Insurance for All Americans
So, we need to do a few things to provide affordable health insurance to every single American. The first thing we need to do is protect what’s working in our health care system. Let me repeat – if you like your health care, the only thing reform will mean is your health care will cost less.
If you don’t like your health coverage or don’t have any insurance, you will have a chance to take part in what we’re calling a Health Insurance Exchange. This Exchange will allow you to one-stop shop for a health care plan, compare benefits and prices, and choose a plan that’s best for you and your family – just as federal employees can do, from a postal worker to a Member of Congress.
How to Pay for Reform
Let me explain how we will cover the price tag. First, as part of the budget that was passed a few months ago, we’ve put aside $635 billion over ten years in what we are calling a Health Reserve Fund. Over half of that amount – more than $300 billion – will come from raising revenue by doing things like modestly limiting the tax deductions the wealthiest Americans can take to the same level it was at the end of the Reagan years…

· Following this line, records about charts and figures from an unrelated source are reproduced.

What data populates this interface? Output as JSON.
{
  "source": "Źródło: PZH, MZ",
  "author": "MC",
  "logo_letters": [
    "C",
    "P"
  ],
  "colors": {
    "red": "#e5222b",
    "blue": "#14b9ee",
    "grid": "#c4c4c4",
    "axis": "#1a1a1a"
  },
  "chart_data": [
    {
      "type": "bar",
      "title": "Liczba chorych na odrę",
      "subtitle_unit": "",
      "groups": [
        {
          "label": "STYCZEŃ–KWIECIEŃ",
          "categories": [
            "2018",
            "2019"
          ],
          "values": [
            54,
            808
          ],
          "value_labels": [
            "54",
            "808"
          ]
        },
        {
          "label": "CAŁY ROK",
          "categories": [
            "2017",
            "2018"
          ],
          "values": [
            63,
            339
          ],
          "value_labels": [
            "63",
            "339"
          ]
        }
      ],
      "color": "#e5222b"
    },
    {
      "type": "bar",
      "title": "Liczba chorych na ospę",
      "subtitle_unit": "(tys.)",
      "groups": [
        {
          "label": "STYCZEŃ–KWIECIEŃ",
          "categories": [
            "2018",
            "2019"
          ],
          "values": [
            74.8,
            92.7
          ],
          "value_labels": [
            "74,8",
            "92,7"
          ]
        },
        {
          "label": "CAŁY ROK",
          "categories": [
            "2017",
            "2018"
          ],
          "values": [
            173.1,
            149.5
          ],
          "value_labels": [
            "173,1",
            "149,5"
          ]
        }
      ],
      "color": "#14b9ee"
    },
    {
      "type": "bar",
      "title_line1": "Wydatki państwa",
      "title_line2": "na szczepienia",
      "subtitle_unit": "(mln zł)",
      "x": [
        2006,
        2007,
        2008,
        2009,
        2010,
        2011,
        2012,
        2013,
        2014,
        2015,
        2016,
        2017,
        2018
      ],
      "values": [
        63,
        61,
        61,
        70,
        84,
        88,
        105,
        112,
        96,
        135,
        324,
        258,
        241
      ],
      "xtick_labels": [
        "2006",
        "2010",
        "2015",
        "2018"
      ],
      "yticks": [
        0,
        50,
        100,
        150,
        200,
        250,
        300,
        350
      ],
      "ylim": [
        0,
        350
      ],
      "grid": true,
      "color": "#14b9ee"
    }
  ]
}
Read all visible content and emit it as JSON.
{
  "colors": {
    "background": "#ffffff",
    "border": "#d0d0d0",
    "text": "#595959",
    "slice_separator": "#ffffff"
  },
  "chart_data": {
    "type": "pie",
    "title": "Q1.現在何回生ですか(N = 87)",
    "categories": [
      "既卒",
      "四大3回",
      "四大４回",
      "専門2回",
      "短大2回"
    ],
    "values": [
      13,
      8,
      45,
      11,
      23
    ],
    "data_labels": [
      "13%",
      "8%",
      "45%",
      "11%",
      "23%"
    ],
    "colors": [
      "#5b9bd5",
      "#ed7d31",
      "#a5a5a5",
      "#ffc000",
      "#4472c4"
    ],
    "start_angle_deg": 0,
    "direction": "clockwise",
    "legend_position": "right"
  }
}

We also have to make spending cuts in part by examining inefficiencies in the Medicare program…First, we should end overpayments to Medicare Advantage. Today, we are paying Medicare Advantage plans much more than we pay for traditional Medicare services. That’s a good deal for insurance companies, but not the American people. That’s why we need to introduce competitive bidding into the Medicare Advantage program, a program under which private insurance companies offer Medicare coverage. That will save $177 billion over the next decade.
Second, we need to use Medicare reimbursements to reduce preventable hospital readmissions. Right now, almost 20 percent of Medicare patients discharged from hospitals are readmitted within a month…By changing how Medicare reimburses hospitals, we can discourage them from acting in a way that boosts profits, but drives up costs for everyone else. That will save us $25 billion over the next decade.
Third, we need to introduce generic biologic drugs into the marketplace. These are drugs used to treat illnesses like anemia. But right now, there is no pathway at the FDA for approving generic versions of these drugs. Creating such a pathway will save us billions of dollars. And we can save another roughly $30 billion by getting a better deal for our poorer seniors while asking our well-off seniors to pay a little more for their drugs.